I’ve done a string of pieces recently that focus on Trump outrages. There’s a lot of material to work with. My pieces were heartfelt and timely. Moreover, such pieces get the most views, most readers and shares. Trump outrage is you might say “good for business.”
But I have mixed feelings about such a focus. Sometimes you just have to say something. But I also don’t like giving Trump any more rent-free space in my head and heart than he already has. Which is hard to avoid, given his gift for monopolizing — even controlling — our attention.
There was a great, longish piece by James Pogue in The New York Times the other day on Washington’s maverick Congressperson, Marie Glusenkamp Perez. Pogue went deeper than a lot of the articles about MGP. Instead of just the “thorn in the side of the Democratic establishment,” story Pogue tried to understand what really motivates MGP and her fellow “Blue Dogs,” and the alternative they are offering.
Toward the end of the piece MGP used a term from the world of motorcycling, “obstacle fixation.” It is relevant to my dilemma of how often or how much to focus on Trump outrages. The idea of “obstacle fixation” is that you’re so worried about an obstacle looming in your path that you increase, rather than decrease, your chances of running into it. The idea applies across the board. You can get so frustrated with a particular person or problem — something you perceive as an obstacle — that you narrow your field of vision and reduce your imaginative capacities. Tunnel vision, tunnel brain.
Let’s face it, Trump has a knack for trolling we liberals. Like Pavlov’s dogs, we foam at the mouth right on cue. And sometimes we absolutely need to do that.
But MGP’s point, as well as that of the article’s author, James Pogue, is that in doing so we overlook and miss other things. Things that we need to see and factor in, lest we crash and burn. MGP and the Blue Dogs in Congress are trying to get us to see other aspects of American life and politics that are also crucial and where we might sidestep predictable polarization in favor of making common cause across the divides that keep things stuck.

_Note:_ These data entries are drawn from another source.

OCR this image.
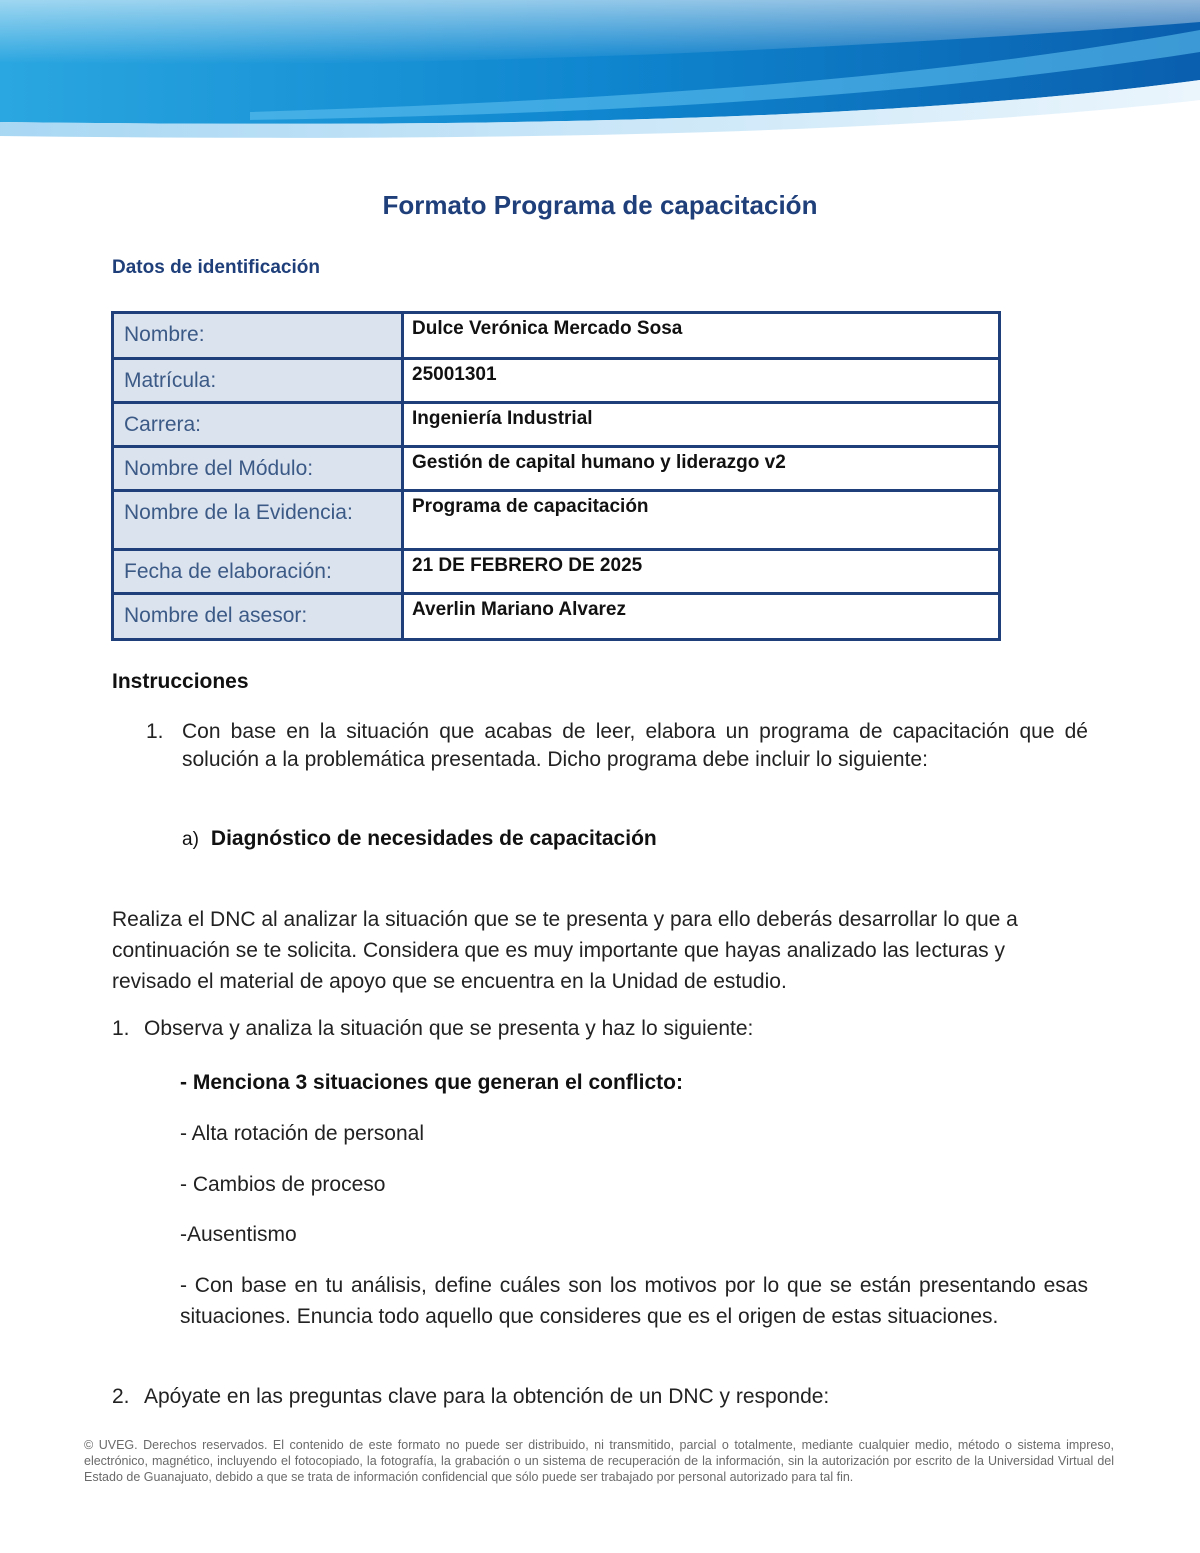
Formato Programa de capacitación
Datos de identificación
Nombre:	Dulce Verónica Mercado Sosa
Matrícula:	25001301
Carrera:	Ingeniería Industrial
Nombre del Módulo:	Gestión de capital humano y liderazgo v2
Nombre de la Evidencia:	Programa de capacitación
Fecha de elaboración:	21 DE FEBRERO DE 2025
Nombre del asesor:	Averlin Mariano Alvarez
Instrucciones
1. Con base en la situación que acabas de leer, elabora un programa de capacitación que dé solución a la problemática presentada. Dicho programa debe incluir lo siguiente:
a) Diagnóstico de necesidades de capacitación
Realiza el DNC al analizar la situación que se te presenta y para ello deberás desarrollar lo que a continuación se te solicita. Considera que es muy importante que hayas analizado las lecturas y revisado el material de apoyo que se encuentra en la Unidad de estudio.
1. Observa y analiza la situación que se presenta y haz lo siguiente:
- Menciona 3 situaciones que generan el conflicto:
- Alta rotación de personal
- Cambios de proceso
-Ausentismo
- Con base en tu análisis, define cuáles son los motivos por lo que se están presentando esas situaciones. Enuncia todo aquello que consideres que es el origen de estas situaciones.
2. Apóyate en las preguntas clave para la obtención de un DNC y responde:
© UVEG. Derechos reservados. El contenido de este formato no puede ser distribuido, ni transmitido, parcial o totalmente, mediante cualquier medio, método o sistema impreso, electrónico, magnético, incluyendo el fotocopiado, la fotografía, la grabación o un sistema de recuperación de la información, sin la autorización por escrito de la Universidad Virtual del Estado de Guanajuato, debido a que se trata de información confidencial que sólo puede ser trabajado por personal autorizado para tal fin.
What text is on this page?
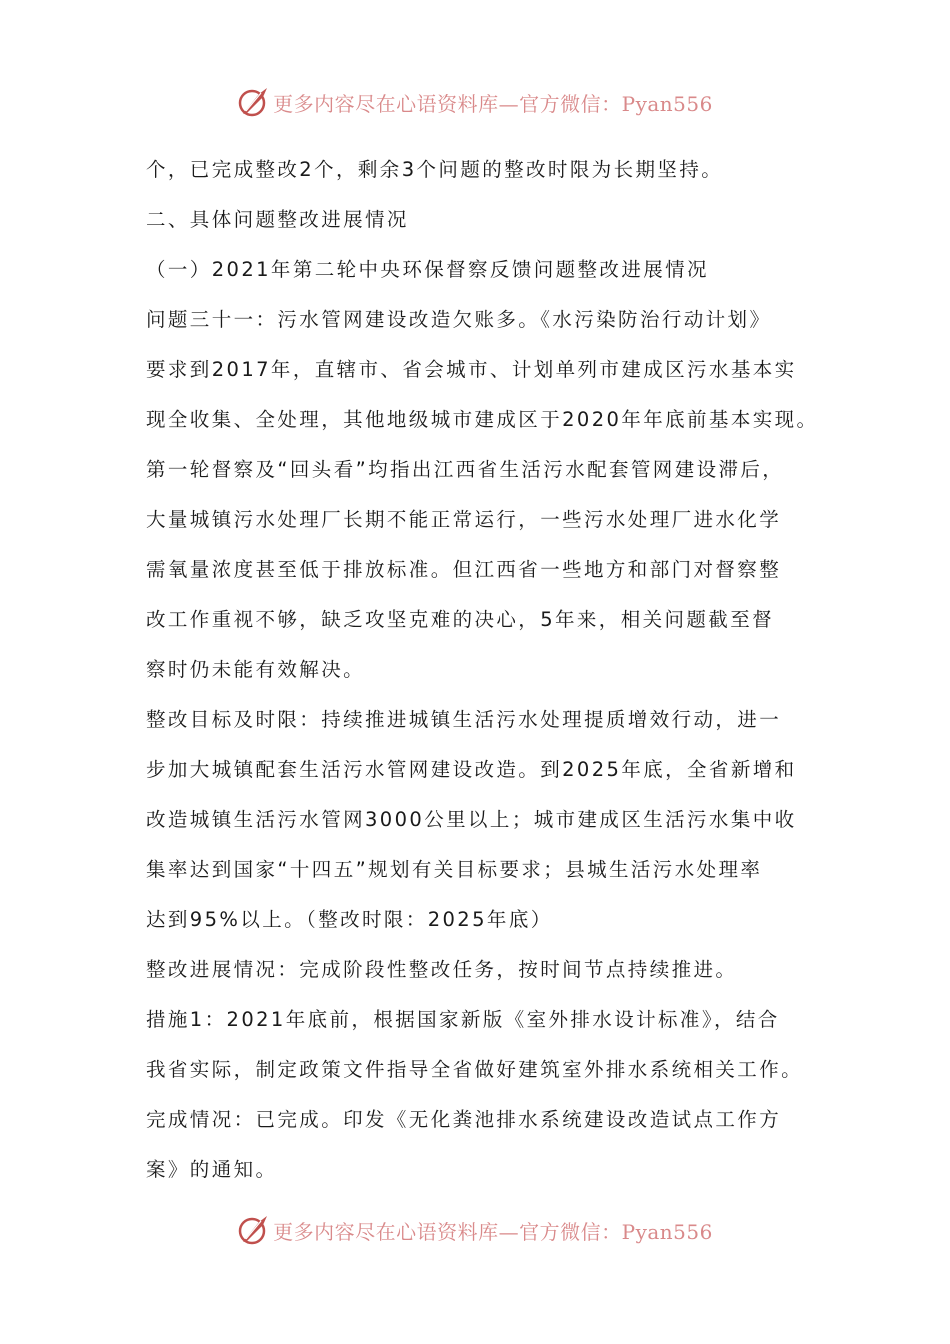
更多内容尽在心语资料库—官方微信：Pyan556

个，已完成整改2个，剩余3个问题的整改时限为长期坚持。

二、具体问题整改进展情况

（一）2021年第二轮中央环保督察反馈问题整改进展情况

问题三十一：污水管网建设改造欠账多。《水污染防治行动计划》

要求到2017年，直辖市、省会城市、计划单列市建成区污水基本实

现全收集、全处理，其他地级城市建成区于2020年年底前基本实现。

第一轮督察及“回头看”均指出江西省生活污水配套管网建设滞后，

大量城镇污水处理厂长期不能正常运行，一些污水处理厂进水化学

需氧量浓度甚至低于排放标准。但江西省一些地方和部门对督察整

改工作重视不够，缺乏攻坚克难的决心，5年来，相关问题截至督

察时仍未能有效解决。

整改目标及时限：持续推进城镇生活污水处理提质增效行动，进一

步加大城镇配套生活污水管网建设改造。到2025年底，全省新增和

改造城镇生活污水管网3000公里以上；城市建成区生活污水集中收

集率达到国家“十四五”规划有关目标要求；县城生活污水处理率

达到95%以上。（整改时限：2025年底）

整改进展情况：完成阶段性整改任务，按时间节点持续推进。

措施1：2021年底前，根据国家新版《室外排水设计标准》，结合

我省实际，制定政策文件指导全省做好建筑室外排水系统相关工作。

完成情况：已完成。印发《无化粪池排水系统建设改造试点工作方

案》的通知。

更多内容尽在心语资料库—官方微信：Pyan556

“Ms. Gluesenkamp Perez,” writes Pogue, “is offering her party a path out of this trap. Her central argument is that academics, economists and political consultants tend to fixate on a set of narrow, divisive issues that obscure what’s really driving alienation and anger in our society today. That angst, for many, is about a basic worry that neither party is seriously listening to today: a fear that we are losing what the philosopher Henri Bergson once described as an ‘open society’ and replacing it with a society of the ‘anthill’ — with most people living a drone-like existence, reduced to data points in a system run by technocrats and corporations. It’s a way of life that’s anathema to both America’s economic promise and its cultural traditions.”
Life in the anthill is largely about being consumers, consumers of crap, rather than being makers, makers of substance. See the article to have this fleshed out.
Another, and more pointed, version of this concern came recently from the syndicated columnist, Lynn Schmidt, writing about, “Why Democrats Keep Losing Support Even As Trump Falters Badly.” “As President Donald Trump’s approval continues to decline,” writes Schmidt,” expect the attitudes toward the Democratic Party to drop as well.
“You read that right: Not the Republican Party, but the Democratic Party, as many Americans blame Democrats for this second Trump administration. Voters understand that the Dems were unable to put the country ahead of obfuscation and identity politics in the 2024 presidential election.”
We have Trump 2 because Democrats played it so very badly in 2024. That said, the point isn’t to hold a grudge against the Democrats for 2024 (though I for one do), but to hope that they have learned some lessons that will mean Trump’s power is limited in 2026, and that a new direction is set in 2028.
Back to “obstacle fixation.” We can’t be so focused on Trump outrages that we are blind to the need for the Democrats to unhook their wagon from the professional political classes, and the rarified world they inhabit, in order to listen to people like MGP about the experience and frustrations of normal people.
In conclusion, Pogue writes, “This is the kind of moment Democrats are facing today. It’s entirely possible that Republicans will prove so divided and incompetent that they will virtually hand power back to Democrats, the party promising to restore us to normal. This won’t absolve Democrats, or anyone hoping to govern America, of the need to offer a political vision that speaks to the great issues of our age: the tyranny of tech in our lives, the financialization of our economy and the geographic and social cleavages shaping our country.”
Do read the entire piece by Pogue. It will — I promise — help to overcome “obstacle fixation” and reframe the deeper challenges before us.